O dilema de Vítor Gaspar, repetido por ele e por todo o governo, e papagueado nos media pelos seus defensores, de " Menos saúde, educação, e segurança social, ou mais impostos ", tem a mesmo credibilidade que as previsões do governo e da "troika" que sempre falham, ou seja, não tem fundamento real nem credibilidade técnica. É mais uma mentira ideológica que tem como objetivo a manipulação da opinião pública para o governo e o FMI poderem mais facilmente destruir os sistemas públicos de educação, saúde e segurança sociais fundamentais para os portugueses, pois a sustentabilidade financeira das funções sociais do Estado não depende apenas da sua dimensão como pretendem fazer crer, mas fundamentalmente de outros fatores como vamos mostrar.

A "espiral recessiva", de que falou Cavaco Silva, causada pela politica de austeridade tem determinado uma diminuição enorme das receitas fiscais do Estado e das contribuições para a Segurança Social agravando as suas dificuldades financeiras, e pondo em causa a sustentabilidade financeira das funções sociais do Estado.
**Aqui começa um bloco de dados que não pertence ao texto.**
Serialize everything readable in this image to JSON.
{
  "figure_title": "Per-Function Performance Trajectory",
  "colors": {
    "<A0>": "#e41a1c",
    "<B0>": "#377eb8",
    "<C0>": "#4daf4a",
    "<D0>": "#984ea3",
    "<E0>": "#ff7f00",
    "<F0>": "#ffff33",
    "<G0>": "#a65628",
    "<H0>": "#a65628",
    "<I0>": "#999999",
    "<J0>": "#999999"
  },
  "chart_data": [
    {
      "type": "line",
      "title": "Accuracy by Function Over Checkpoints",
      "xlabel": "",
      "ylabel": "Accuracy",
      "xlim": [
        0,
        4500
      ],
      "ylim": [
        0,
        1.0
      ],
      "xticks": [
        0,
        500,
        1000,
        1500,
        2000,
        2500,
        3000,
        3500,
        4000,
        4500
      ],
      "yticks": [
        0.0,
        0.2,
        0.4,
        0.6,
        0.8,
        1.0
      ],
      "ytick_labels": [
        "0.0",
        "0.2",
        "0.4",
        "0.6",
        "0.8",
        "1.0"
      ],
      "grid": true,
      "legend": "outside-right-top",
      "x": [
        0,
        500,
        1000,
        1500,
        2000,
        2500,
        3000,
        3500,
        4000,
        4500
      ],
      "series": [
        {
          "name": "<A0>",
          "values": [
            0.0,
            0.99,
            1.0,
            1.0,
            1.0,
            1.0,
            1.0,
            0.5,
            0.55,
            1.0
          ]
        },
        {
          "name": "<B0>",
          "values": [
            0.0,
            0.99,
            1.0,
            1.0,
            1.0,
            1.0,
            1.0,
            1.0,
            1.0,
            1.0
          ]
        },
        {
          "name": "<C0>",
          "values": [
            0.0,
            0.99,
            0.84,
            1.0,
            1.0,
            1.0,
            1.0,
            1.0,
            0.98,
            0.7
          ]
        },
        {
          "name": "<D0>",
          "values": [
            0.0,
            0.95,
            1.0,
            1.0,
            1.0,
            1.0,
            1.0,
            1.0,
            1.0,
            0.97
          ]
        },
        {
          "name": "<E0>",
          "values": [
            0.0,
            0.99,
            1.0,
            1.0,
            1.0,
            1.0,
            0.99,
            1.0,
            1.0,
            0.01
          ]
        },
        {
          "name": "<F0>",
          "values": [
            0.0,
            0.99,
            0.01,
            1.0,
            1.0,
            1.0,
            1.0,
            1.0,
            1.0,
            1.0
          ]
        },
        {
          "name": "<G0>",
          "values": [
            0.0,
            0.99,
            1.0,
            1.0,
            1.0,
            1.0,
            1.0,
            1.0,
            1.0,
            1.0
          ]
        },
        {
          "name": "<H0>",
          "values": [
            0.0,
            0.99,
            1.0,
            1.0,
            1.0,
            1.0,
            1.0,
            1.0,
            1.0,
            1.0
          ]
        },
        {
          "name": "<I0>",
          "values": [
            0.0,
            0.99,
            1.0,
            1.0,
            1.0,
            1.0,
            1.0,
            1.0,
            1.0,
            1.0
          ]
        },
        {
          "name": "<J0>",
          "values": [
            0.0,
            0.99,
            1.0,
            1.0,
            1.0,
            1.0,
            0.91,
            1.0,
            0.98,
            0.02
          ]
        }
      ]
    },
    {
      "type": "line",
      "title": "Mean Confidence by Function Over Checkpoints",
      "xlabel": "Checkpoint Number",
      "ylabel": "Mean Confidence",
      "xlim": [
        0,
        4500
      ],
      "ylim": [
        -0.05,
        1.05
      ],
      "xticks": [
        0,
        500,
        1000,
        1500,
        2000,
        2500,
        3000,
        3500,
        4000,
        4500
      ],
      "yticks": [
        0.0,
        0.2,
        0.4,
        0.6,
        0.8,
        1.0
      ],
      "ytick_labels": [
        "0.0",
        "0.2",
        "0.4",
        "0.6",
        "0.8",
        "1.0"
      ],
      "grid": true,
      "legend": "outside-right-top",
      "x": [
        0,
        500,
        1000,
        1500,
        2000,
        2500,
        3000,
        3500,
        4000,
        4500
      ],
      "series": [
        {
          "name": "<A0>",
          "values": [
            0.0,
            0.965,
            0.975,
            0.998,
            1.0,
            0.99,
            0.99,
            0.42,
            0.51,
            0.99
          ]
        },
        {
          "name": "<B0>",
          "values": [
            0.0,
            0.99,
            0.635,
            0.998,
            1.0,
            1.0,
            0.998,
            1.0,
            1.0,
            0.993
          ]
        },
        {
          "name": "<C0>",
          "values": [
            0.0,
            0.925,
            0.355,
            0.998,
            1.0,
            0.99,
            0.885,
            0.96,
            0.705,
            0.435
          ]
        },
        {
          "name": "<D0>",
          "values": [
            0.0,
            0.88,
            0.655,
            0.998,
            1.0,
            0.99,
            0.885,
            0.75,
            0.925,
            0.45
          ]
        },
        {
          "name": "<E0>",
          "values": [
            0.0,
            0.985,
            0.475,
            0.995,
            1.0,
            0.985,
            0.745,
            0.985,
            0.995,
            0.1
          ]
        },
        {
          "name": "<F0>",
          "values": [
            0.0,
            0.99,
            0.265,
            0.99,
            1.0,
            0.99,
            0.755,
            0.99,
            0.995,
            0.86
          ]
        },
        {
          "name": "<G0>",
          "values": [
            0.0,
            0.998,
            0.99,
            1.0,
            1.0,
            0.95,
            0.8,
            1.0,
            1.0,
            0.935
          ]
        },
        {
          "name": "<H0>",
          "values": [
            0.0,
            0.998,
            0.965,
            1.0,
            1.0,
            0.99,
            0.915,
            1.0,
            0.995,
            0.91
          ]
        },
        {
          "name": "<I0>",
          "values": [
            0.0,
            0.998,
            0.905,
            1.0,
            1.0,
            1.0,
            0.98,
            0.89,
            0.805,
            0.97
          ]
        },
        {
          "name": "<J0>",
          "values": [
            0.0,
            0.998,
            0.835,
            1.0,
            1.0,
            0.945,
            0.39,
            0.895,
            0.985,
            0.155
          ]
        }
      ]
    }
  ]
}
Entre 2011 e 2012, segundo o Ministério das Finanças, as receitas fiscais do Estado e as contribuições para a Segurança Social diminuíram em 3.001 milhões €. Em relação ao OE-2012 inicial do governo a quebra é de 3.833,6 milhões €, um valor praticamente igual àquele que o FMI e governo pretendem agora cortar o que mostra, por um lado, que se existisse crescimento económico tais cortes não se colocavam e, por outro lado, a ignorância deste governo em relação à forma como funciona a economia e a sociedade portuguesa. Este enorme erro de previsão está associado a outros com consequências dramáticas para os portugueses. A divida pública não para de aumentar tendo atingido, em Dez/2012, 124% do PIB, e os juros dela 6.843 milhões € em 2012. Como consequência da política de destruição da economia, a despesa com o subsidio de desemprego aumentou para 2.593 milhões € em 2012. É esta situação, provocada por uma politica irresponsável e destruidora, que põe verdadeiramente em causa a sustentabilidade financeira das funções sociais do Estado.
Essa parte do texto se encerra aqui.